As Formas, isto é, os conceitos (os produtos de nossas intelecções, nossas categorizações racionalizantes, ou ainda, os modelos de organização racional das nossas experiências), são descritas por Henri Bergson (1859-1941) como o meio principal através do qual nós esquematizamos a realidade; o meio pelo qual apreendemos o real e imprimimos sobre ele categorias de orientação espacial, tomando esta dimensão como a essência da própria realidade.
Bergson argumenta que o espírito - trabalhando como "armazém das Formas" - quando tomado como o instrumento derradeiro de compreensão da realidade, hipostasia o espaço como a dimensão fundamental do Ser. É somente ao excluir o tempo que as Formas são possíveis, que são sequer concebíveis. Nesse sentido, Bergson polemiza todo o campo da epistemologia (a teoria do conhecimento), pois opõe à ideia do espaço como paradigma filosófico a ideia do tempo como seu substituto. E a qualidade mais simples e significativa do tempo é o fato de que ele passa.
Portanto, ele conclui a partir disso que o espírito, e as Formas que ele produz, funcionam, no seu nível mais elementar, como espécies de dispositivos ou ferramentas de natureza sobretudo pragmática. Isto é: as Formas conceituais, nesse sentido amplo designado por Bergson, atuam como o eixo de orientação intraexistencial do ser humano.
Ele indica com isso que o próprio empreendimento do "compreender" a realidade significa fundamentalmente uma estratégia para nos orientarmos nela. Antes de ser um distanciamento laboratorial ou uma suposta visão de lugar nenhum (absolutamente imparcial, objetiva e portanto imutável, atemporal), a compreensão, executada pela "inteligência" (termo usado por Bergson que pode ser sinônimo de "razão") é uma postura existencial em que o homem se vê obrigado a conjurar um eixo de equilíbrio, a fim de evitar a angústia, a dor, o sofrimento - todos elementos assinalados pelo tempo, isto é, pelo devir.
Em outras palavras, "compreender" e "apreender" "a realidade" se trata de negar sua própria realização: o tempo (ou devir) é o movimento de realização do real. O real não é um objeto morto que precisa ser exumado e então destrinchado numa mesa de laboratório. Prendemos o real quando presumimos estarmos fazendo sua autópsia. O real é um movimento em si mesmo: não é um substantivo, mas um verbo. O devir é a verbalização do real.
Absorver a realidade numa Forma conceitual é encerrá-la segundo uma concepção prévia do próprio mundo. Somos vítimas de uma ingenuidade engenhosa (sem, contudo, abandonar sua cegueira) ao perseguirmos um conceito, na tentativa de encaixotar a totalidade do ser em um apanhado de palavras lançadas ao vento.
Heráclito, certa vez, foi contestado por Aristóteles por estar cavando um buraco na areia com uma colher de chá, com a qual ia até o mar buscar água para encher o buraco, e disse que estava tentando transferir o mar para o buraco.

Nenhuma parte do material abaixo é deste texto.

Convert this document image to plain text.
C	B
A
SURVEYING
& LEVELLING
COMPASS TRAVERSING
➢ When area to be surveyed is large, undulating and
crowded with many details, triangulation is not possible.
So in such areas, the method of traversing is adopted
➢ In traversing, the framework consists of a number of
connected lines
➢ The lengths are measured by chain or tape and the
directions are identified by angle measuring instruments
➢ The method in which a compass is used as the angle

Aristóteles, indignado com o que vê e ouve, indaga o velho: "Você não está vendo o tamanho do buraco e a imensidão do mar? Será que pode haver alguma proporção entre o volume das águas e as dimensões de uma colher de chá?" Heráclito responde com outra indagação: "e a sua cabeça será maior que o buraco na areia? E o ser será menos vasto do que a imensidão do mar? E num conceito poderá caber tudo que é o ser de uma colherinha de chá?"
O ser é incapturável, ele está à solta, é o fugitivo mais procurado, está no topo de todas as listas de todas as polícias do saber. Eis então um âmbito inefável, que nenhuma palavra consegue caber em si, que nenhuma análise é capaz de comensurar: o âmbito da vida. A vida do espírito, de que tanto falavam os pensadores da Lebensphilosophie (A filosofia da vida - movimento intelectual alemão no final do século 19 e no início do século 20 ), é antes de tudo o espírito da vida. Somente abdicando de todo critério de utilidade imediata é que podemos atingir um contato genuíno e absoluto com o ser.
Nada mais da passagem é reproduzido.